Students from Columbia Business School meet Sibal

Union Minister for Human Resource Development Kapil Sibal today said his top priority was to get a critical mass of students into universities in India.
Interacting with a group of 22 students from the Graduate School of Business, Columbia University who called on him here, Mr Sibal said this meant that the gross enrolment ratio would need to be raised to 30 per cent from the present level of 12.4 per cent.
He was reacting to a question from the students about what his priorities were for the education sector. He said this would enable the country to develop wealth in a manner that it would want.
He said creating quality faculty at all levels of institutions in the country and inclusion of the disadvantaged sections, such as Scheduled Castes and Tribes and minorities, within the education sytem were his next two priorities.
Responding to the students' queries, Mr Sibal explained that the public sector was the primary vehicle for school education in the country with 93 per cent of the children in India attending government schools.

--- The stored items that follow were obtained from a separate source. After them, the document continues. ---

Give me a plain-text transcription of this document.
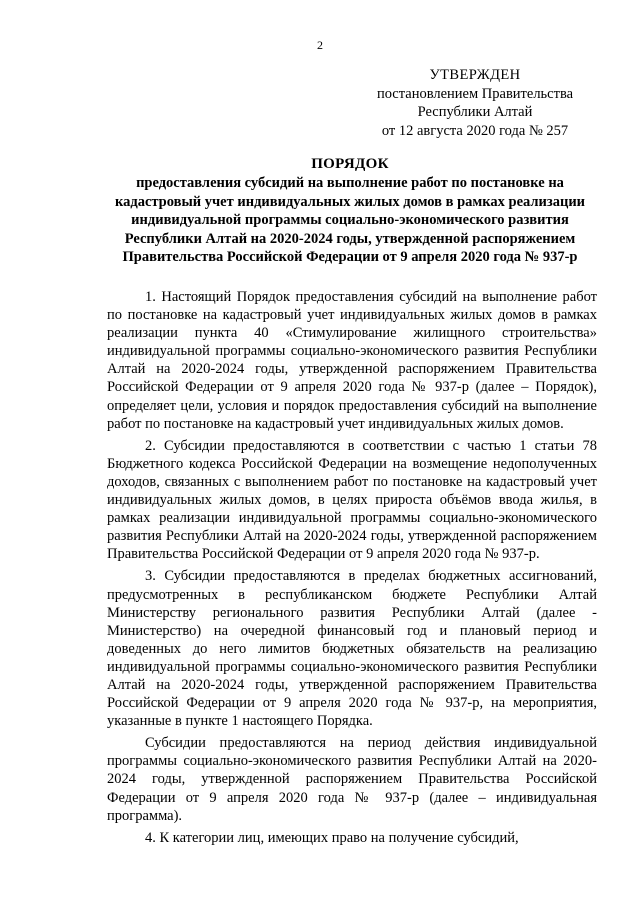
2
УТВЕРЖДЕН
постановлением Правительства
Республики Алтай
от 12 августа 2020 года № 257
ПОРЯДОК
предоставления субсидий на выполнение работ по постановке на кадастровый учет индивидуальных жилых домов в рамках реализации индивидуальной программы социально-экономического развития Республики Алтай на 2020-2024 годы, утвержденной распоряжением Правительства Российской Федерации от 9 апреля 2020 года № 937-р

1. Настоящий Порядок предоставления субсидий на выполнение работ по постановке на кадастровый учет индивидуальных жилых домов в рамках реализации пункта 40 «Стимулирование жилищного строительства» индивидуальной программы социально-экономического развития Республики Алтай на 2020-2024 годы, утвержденной распоряжением Правительства Российской Федерации от 9 апреля 2020 года № 937-р (далее – Порядок), определяет цели, условия и порядок предоставления субсидий на выполнение работ по постановке на кадастровый учет индивидуальных жилых домов.

2. Субсидии предоставляются в соответствии с частью 1 статьи 78 Бюджетного кодекса Российской Федерации на возмещение недополученных доходов, связанных с выполнением работ по постановке на кадастровый учет индивидуальных жилых домов, в целях прироста объёмов ввода жилья, в рамках реализации индивидуальной программы социально-экономического развития Республики Алтай на 2020-2024 годы, утвержденной распоряжением Правительства Российской Федерации от 9 апреля 2020 года № 937-р.

3. Субсидии предоставляются в пределах бюджетных ассигнований, предусмотренных в республиканском бюджете Республики Алтай Министерству регионального развития Республики Алтай (далее - Министерство) на очередной финансовый год и плановый период и доведенных до него лимитов бюджетных обязательств на реализацию индивидуальной программы социально-экономического развития Республики Алтай на 2020-2024 годы, утвержденной распоряжением Правительства Российской Федерации от 9 апреля 2020 года № 937-р, на мероприятия, указанные в пункте 1 настоящего Порядка.

Субсидии предоставляются на период действия индивидуальной программы социально-экономического развития Республики Алтай на 2020-2024 годы, утвержденной распоряжением Правительства Российской Федерации от 9 апреля 2020 года № 937-р (далее – индивидуальная программа).

4. К категории лиц, имеющих право на получение субсидий,
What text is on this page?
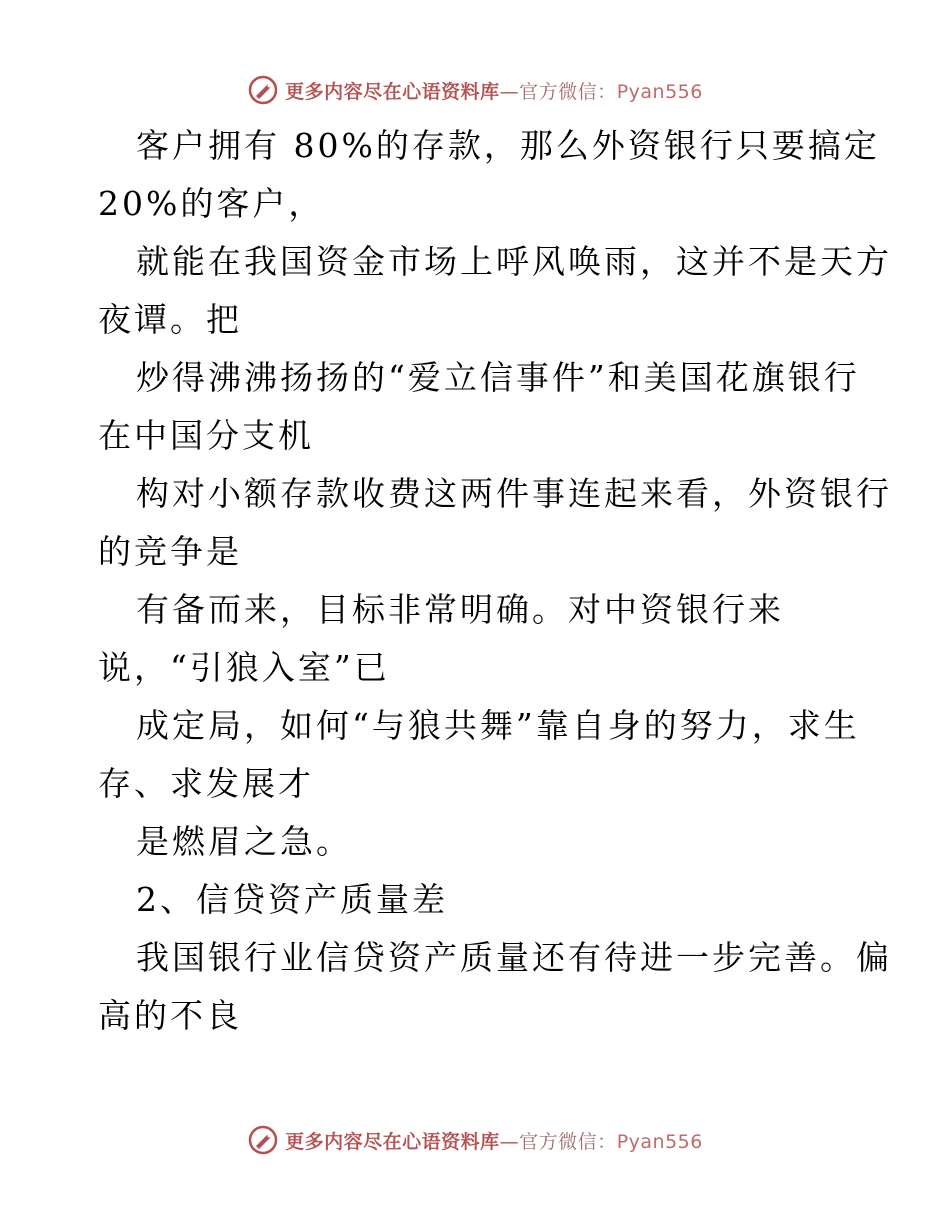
更多内容尽在心语资料库—官方微信：Pyan556
客户拥有 80%的存款，那么外资银行只要搞定
20%的客户，
就能在我国资金市场上呼风唤雨，这并不是天方
夜谭。把
炒得沸沸扬扬的“爱立信事件”和美国花旗银行
在中国分支机
构对小额存款收费这两件事连起来看，外资银行
的竞争是
有备而来，目标非常明确。对中资银行来
说，“引狼入室”已
成定局，如何“与狼共舞”靠自身的努力，求生
存、求发展才
是燃眉之急。
2、信贷资产质量差
我国银行业信贷资产质量还有待进一步完善。偏
高的不良
更多内容尽在心语资料库—官方微信：Pyan556
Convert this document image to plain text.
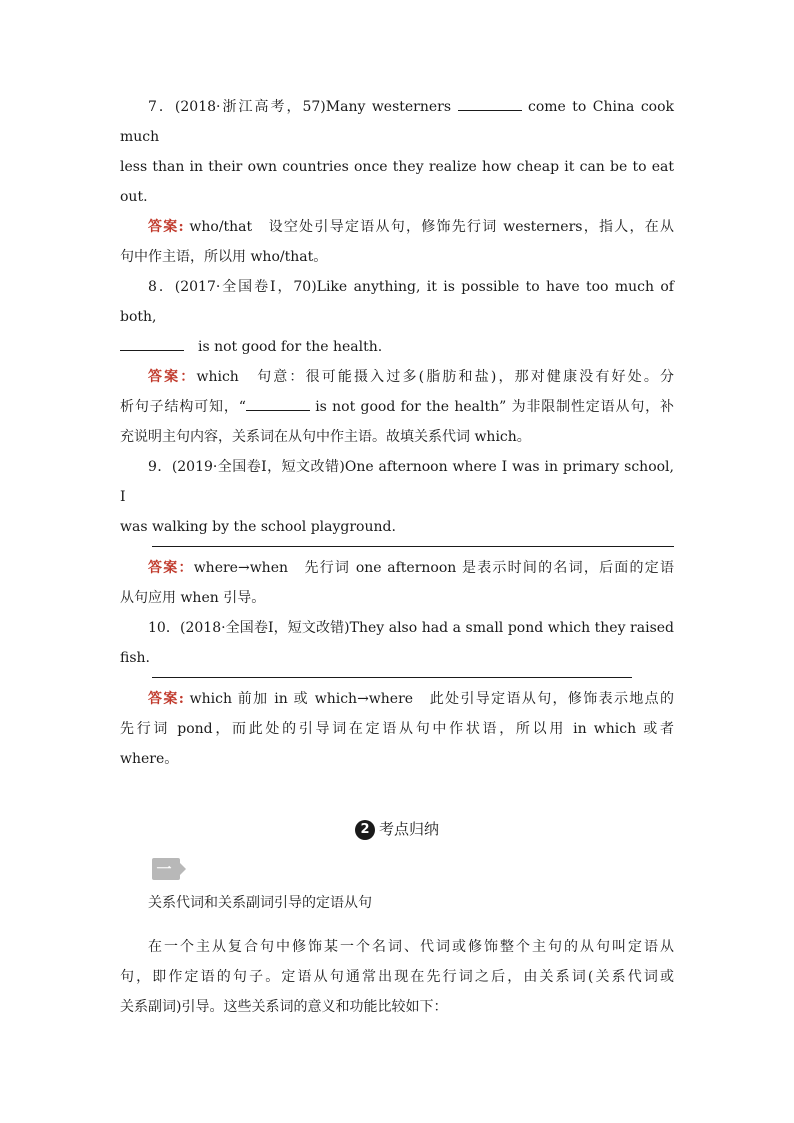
7．(2018·浙江高考，57)Many westerners	come to China cook much

less than in their own countries once they realize how cheap it can be to eat out.

答案: who/that　设空处引导定语从句，修饰先行词 westerners，指人，在从

句中作主语，所以用 who/that。

8．(2017·全国卷Ⅰ，70)Like anything, it is possible to have too much of both,

　is not good for the health.

答案：which　句意：很可能摄入过多(脂肪和盐)，那对健康没有好处。分

析句子结构可知，“	is not good for the health” 为非限制性定语从句，补

充说明主句内容，关系词在从句中作主语。故填关系代词 which。

9．(2019·全国卷Ⅰ，短文改错)One afternoon where I was in primary school, I

was walking by the school playground.

答案：where→when　先行词 one afternoon 是表示时间的名词，后面的定语

从句应用 when 引导。

10．(2018·全国卷Ⅰ，短文改错)They also had a small pond which they raised

fish.

答案: which 前加 in 或 which→where　此处引导定语从句，修饰表示地点的

先行词 pond，而此处的引导词在定语从句中作状语，所以用 in which 或者

where。

2 考点归纳
一

关系代词和关系副词引导的定语从句

在一个主从复合句中修饰某一个名词、代词或修饰整个主句的从句叫定语从

句，即作定语的句子。定语从句通常出现在先行词之后，由关系词(关系代词或

关系副词)引导。这些关系词的意义和功能比较如下：
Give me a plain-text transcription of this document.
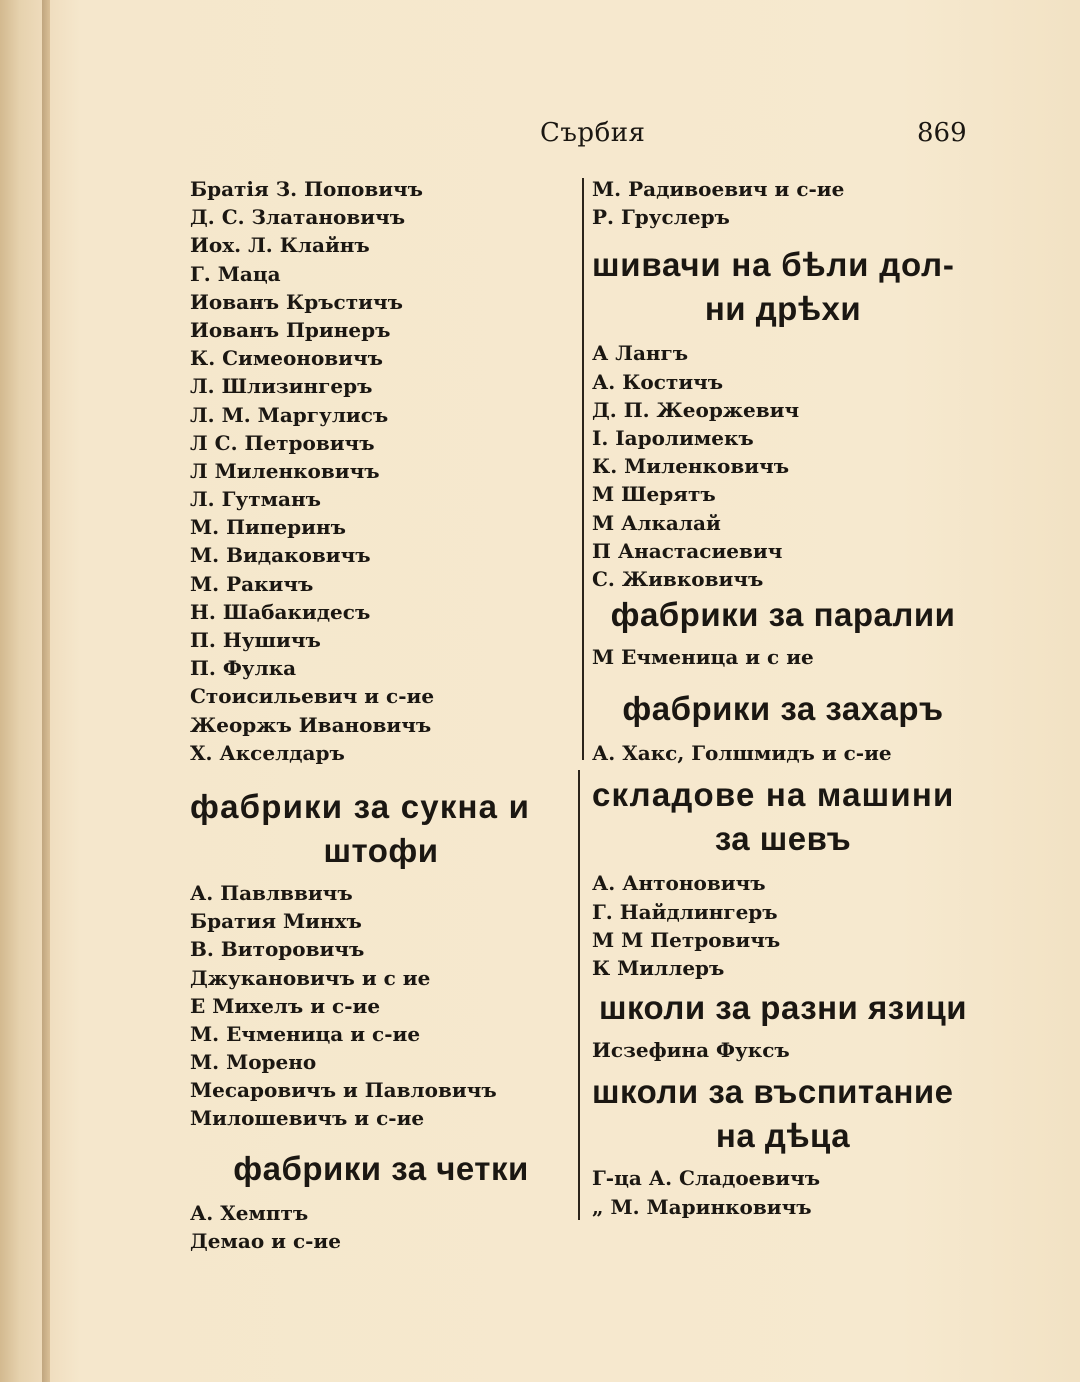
Сърбия	869
Братія З. Поповичъ
Д. С. Златановичъ
Иох. Л. Клайнъ
Г. Маца
Иованъ Кръстичъ
Иованъ Принеръ
К. Симеоновичъ
Л. Шлизингеръ
Л. М. Маргулисъ
Л С. Петровичъ
Л Миленковичъ
Л. Гутманъ
М. Пиперинъ
М. Видаковичъ
М. Ракичъ
Н. Шабакидесъ
П. Нушичъ
П. Фулка
Стоисильевич и с-ие
Жеоржъ Ивановичъ
Х. Акселдаръ
фабрики за сукна и
штофи
А. Павлввичъ
Братия Минхъ
В. Виторовичъ
Джукановичъ и с ие
Е Михелъ и с-ие
М. Ечменица и с-ие
М. Морено
Месаровичъ и Павловичъ
Милошевичъ и с-ие
фабрики за четки
А. Хемптъ
Демао и с-ие
М. Радивоевич и с-ие
Р. Груслеръ
шивачи на бѣли дол-
ни дрѣхи
А Лангъ
А. Костичъ
Д. П. Жеоржевич
I. Iаролимекъ
К. Миленковичъ
М Шерятъ
М Алкалай
П Анастасиевич
С. Живковичъ
фабрики за паралии
М Ечменица и с ие
фабрики за захаръ
А. Хакс, Голшмидъ и с-ие
складове на машини
за шевъ
А. Антоновичъ
Г. Найдлингеръ
М М Петровичъ
К Миллеръ
школи за разни язици
Исзефина Фуксъ
школи за въспитание
на дѣца
Г-ца А. Сладоевичъ
„ М. Маринковичъ
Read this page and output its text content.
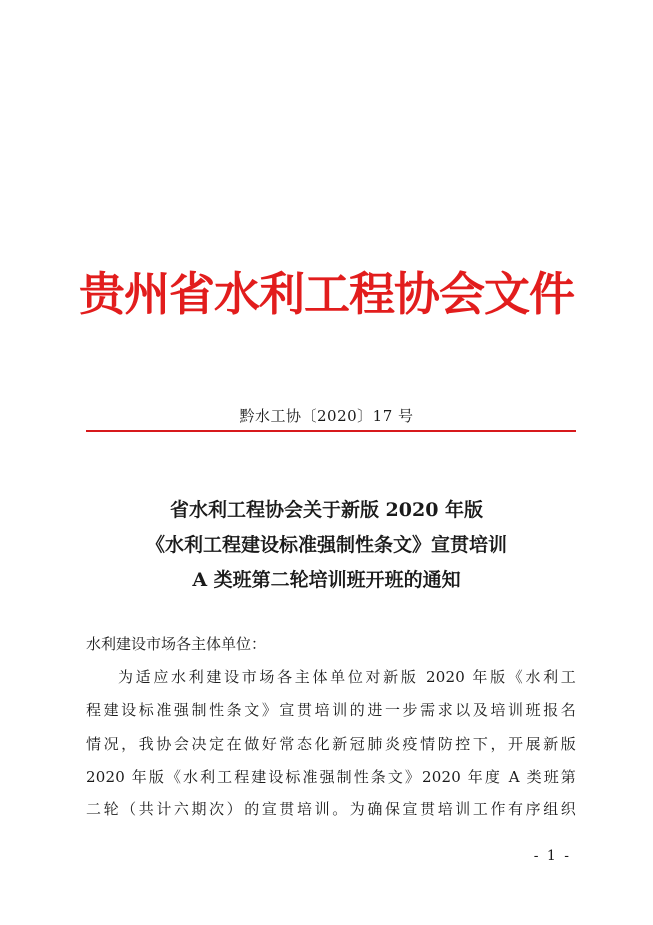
贵州省水利工程协会文件
黔水工协〔2020〕17 号
省水利工程协会关于新版 2020 年版
《水利工程建设标准强制性条文》宣贯培训
A 类班第二轮培训班开班的通知
水利建设市场各主体单位：
为适应水利建设市场各主体单位对新版 2020 年版《水利工
程建设标准强制性条文》宣贯培训的进一步需求以及培训班报名
情况，我协会决定在做好常态化新冠肺炎疫情防控下，开展新版
2020 年版《水利工程建设标准强制性条文》2020 年度 A 类班第
二轮（共计六期次）的宣贯培训。为确保宣贯培训工作有序组织
- 1 -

He said the private sector would also have to be roped in to supplement government efforts in this area, given the financial constraints faced by the government. The model for how the private sector can participate was being worked out, he said.
In the higher education sector, Mr Sibal said the government would expand opportunities for the private sector to play a much bigger role so that the gap between demand and supply could be bridged. He said the private sector would have to play a big role in vocational training.
Mr Sibal was confident that in the next 30 years India would emerge as the natural hub of education in the world.